Rehman heads a banned Pakistani militant group, Jamiat ul-Ansar (formerly Harakat ul-Mujahidin), which the State Department called a terrorist group in an April report.

The report said the group is mainly focused on local issues. "Members conduct insurgent and terrorist activities primarily in Kashmir," it said. (Additional reporting by Adam Entous and Deborah Charles in Washington)

Tina June 10, 2005 - 8:45pm

Monday, June 13, 2005  

Fazlur Rehman Khalil goes underground

* Agencies launch hunt for former JA chief

By Mohammad Imran

ISLAMABAD: Maulana Fazlur Rehman Khalil, former chief of Jamiatul Ansar (JA), has gone into hiding after the arrest of Hamid Hayat and Umer Hayat who told the Federal Bureau of Investigation that they received training from a Pakistani Al Qaeda camp allegedly run by Khalil.

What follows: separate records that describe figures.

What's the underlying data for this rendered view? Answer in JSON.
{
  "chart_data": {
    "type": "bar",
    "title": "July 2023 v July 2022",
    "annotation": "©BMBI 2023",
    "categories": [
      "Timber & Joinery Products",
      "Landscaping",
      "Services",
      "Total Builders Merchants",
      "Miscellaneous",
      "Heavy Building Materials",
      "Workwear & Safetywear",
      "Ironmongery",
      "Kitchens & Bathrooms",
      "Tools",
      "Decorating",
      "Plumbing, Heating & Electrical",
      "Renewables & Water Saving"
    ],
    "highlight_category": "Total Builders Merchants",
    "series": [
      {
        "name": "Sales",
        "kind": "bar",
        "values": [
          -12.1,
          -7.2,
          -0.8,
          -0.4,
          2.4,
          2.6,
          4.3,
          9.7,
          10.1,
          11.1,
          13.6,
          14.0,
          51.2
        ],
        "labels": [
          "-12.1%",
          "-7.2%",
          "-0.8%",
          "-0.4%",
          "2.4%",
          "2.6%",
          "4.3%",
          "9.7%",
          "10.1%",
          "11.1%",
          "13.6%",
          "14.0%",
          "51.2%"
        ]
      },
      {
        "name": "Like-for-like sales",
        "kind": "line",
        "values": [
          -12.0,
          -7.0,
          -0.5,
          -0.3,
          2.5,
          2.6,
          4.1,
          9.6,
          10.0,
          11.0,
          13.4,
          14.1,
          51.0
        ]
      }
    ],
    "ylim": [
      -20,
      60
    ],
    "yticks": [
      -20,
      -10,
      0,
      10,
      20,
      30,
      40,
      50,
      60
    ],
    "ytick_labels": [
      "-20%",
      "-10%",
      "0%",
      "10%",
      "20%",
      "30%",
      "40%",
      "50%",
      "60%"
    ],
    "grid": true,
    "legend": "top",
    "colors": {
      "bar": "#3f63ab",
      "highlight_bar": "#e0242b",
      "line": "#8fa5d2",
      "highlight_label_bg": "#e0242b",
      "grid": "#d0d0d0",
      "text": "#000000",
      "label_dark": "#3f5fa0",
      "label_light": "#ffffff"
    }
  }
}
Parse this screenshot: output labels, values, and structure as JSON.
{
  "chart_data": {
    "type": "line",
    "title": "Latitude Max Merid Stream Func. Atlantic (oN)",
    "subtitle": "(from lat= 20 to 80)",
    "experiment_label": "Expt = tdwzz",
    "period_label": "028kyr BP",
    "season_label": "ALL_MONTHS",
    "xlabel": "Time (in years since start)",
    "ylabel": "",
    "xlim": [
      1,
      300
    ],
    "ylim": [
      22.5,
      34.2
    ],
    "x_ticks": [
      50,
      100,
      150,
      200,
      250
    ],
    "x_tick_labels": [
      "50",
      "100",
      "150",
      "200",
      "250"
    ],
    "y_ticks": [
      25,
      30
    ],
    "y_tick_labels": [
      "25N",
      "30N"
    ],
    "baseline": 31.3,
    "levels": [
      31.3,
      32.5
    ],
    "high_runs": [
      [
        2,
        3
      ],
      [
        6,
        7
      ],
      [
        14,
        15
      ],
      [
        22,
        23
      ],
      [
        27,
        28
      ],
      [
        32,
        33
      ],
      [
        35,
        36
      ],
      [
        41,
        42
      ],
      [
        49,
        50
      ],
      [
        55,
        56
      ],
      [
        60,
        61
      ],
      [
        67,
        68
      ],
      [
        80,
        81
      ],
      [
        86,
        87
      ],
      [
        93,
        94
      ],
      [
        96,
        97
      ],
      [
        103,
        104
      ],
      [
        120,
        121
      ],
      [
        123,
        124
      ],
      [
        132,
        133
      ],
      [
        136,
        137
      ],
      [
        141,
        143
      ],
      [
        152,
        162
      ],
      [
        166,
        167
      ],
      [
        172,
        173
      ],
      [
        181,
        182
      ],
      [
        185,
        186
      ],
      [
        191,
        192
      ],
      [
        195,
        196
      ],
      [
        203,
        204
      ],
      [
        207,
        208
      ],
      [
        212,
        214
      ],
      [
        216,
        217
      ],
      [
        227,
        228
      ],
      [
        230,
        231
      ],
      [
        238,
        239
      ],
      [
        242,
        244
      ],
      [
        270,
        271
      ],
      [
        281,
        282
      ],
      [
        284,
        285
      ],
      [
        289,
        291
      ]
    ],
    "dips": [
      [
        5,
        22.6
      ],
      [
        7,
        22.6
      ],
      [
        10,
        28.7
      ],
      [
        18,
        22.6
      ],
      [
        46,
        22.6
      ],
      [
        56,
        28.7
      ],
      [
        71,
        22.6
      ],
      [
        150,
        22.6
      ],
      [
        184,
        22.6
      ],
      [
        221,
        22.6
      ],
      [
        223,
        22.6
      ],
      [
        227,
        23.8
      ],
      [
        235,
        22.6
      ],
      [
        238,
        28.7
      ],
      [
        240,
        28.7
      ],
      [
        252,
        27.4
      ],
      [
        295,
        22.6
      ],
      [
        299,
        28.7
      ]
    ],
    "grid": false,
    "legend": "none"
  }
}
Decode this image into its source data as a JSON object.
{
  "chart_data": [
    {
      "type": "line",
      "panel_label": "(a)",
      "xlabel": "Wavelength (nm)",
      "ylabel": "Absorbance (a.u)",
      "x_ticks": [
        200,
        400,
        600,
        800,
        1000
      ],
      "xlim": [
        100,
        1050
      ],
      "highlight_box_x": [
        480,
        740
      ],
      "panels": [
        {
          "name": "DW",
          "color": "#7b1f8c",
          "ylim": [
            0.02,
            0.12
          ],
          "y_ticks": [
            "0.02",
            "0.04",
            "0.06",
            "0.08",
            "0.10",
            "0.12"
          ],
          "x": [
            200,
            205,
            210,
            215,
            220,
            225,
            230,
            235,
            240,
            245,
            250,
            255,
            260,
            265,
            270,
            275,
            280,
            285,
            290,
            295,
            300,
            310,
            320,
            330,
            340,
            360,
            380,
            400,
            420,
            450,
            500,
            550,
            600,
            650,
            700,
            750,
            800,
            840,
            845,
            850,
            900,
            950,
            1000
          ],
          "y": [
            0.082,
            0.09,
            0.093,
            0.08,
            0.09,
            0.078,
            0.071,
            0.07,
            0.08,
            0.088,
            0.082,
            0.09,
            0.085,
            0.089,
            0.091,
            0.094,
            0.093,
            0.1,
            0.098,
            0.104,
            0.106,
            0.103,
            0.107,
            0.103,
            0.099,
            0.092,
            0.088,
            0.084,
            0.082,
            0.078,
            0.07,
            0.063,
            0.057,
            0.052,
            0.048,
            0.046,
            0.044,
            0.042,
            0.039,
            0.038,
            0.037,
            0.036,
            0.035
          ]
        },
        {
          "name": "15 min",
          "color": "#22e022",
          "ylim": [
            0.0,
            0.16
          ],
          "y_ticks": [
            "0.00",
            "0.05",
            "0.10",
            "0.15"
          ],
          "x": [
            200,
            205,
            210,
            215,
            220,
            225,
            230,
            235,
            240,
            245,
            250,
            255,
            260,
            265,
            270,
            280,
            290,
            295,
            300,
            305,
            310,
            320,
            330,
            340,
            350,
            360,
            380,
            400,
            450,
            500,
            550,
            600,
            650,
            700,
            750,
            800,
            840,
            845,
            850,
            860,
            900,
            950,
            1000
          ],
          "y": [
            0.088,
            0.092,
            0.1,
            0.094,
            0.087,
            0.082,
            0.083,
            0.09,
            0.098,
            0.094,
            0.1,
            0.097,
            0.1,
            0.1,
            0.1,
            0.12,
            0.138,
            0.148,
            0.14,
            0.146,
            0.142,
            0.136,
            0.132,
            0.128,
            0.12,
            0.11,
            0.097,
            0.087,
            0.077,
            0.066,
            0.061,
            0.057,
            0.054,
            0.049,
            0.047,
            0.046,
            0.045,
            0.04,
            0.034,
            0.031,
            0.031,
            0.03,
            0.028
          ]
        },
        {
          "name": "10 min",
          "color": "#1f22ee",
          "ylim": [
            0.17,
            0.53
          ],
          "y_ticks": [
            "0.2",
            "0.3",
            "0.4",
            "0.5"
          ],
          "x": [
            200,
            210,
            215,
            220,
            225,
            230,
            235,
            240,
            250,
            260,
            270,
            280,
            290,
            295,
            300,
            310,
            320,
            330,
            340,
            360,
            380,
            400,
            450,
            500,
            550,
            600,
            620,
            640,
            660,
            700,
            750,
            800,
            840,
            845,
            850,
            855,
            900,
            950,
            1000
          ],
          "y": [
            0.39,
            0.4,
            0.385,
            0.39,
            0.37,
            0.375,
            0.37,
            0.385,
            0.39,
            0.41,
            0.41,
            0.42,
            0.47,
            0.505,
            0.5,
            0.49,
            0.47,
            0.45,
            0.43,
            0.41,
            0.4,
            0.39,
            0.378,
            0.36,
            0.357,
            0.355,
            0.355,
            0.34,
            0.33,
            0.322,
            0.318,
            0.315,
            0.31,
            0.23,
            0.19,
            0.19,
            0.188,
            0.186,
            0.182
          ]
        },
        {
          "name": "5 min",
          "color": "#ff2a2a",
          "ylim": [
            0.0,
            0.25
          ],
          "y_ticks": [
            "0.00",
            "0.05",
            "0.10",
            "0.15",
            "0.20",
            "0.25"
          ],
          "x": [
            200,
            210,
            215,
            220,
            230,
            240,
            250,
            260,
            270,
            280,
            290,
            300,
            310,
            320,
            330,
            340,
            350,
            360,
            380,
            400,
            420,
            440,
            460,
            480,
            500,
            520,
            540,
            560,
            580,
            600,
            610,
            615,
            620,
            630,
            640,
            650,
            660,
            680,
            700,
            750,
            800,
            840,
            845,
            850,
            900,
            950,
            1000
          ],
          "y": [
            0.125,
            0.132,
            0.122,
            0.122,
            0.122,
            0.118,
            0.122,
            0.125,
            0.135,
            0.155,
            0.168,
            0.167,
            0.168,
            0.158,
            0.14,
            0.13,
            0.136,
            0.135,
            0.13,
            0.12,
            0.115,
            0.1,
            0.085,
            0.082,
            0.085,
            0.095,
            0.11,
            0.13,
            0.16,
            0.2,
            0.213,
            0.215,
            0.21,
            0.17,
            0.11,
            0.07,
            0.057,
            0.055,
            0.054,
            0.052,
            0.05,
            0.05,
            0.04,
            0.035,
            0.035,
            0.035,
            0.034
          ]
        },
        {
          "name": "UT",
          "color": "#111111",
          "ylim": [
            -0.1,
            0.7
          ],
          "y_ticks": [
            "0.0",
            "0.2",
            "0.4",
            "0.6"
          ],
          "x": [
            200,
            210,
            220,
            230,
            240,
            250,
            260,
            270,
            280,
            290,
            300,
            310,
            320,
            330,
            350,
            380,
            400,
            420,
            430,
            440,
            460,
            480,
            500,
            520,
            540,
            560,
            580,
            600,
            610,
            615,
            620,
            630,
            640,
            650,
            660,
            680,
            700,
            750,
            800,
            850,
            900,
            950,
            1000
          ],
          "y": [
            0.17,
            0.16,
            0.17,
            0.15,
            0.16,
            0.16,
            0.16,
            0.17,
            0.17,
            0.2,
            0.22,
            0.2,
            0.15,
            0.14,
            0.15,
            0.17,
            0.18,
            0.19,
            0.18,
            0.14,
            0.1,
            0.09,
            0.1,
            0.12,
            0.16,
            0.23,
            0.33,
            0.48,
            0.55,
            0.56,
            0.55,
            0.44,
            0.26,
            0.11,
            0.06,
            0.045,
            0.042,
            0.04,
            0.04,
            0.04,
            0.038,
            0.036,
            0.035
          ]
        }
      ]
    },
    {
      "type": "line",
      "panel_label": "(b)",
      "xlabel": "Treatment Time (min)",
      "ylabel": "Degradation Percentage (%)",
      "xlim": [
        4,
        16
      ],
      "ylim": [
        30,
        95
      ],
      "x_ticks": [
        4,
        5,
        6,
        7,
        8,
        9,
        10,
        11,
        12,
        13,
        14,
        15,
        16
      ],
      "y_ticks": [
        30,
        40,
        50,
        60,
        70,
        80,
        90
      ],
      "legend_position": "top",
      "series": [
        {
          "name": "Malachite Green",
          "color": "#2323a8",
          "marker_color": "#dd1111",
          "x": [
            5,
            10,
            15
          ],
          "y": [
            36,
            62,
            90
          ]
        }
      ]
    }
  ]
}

Security agencies have begun efforts to arrest Khalil after Hamid Hayat and Umer Hayat were arrested in Lodi, California.

Sources said he was earlier released by security agencies after eight months' detention. "Khalil was released on the condition that he separate himself from his militant activities but after this new development security agencies have resumed efforts for his arrest," sources said.

Khalil was arrested from his house by security agencies on May 20, 2004, but sources said security agencies found no evidence of his involvement in militant activities in Afghanistan.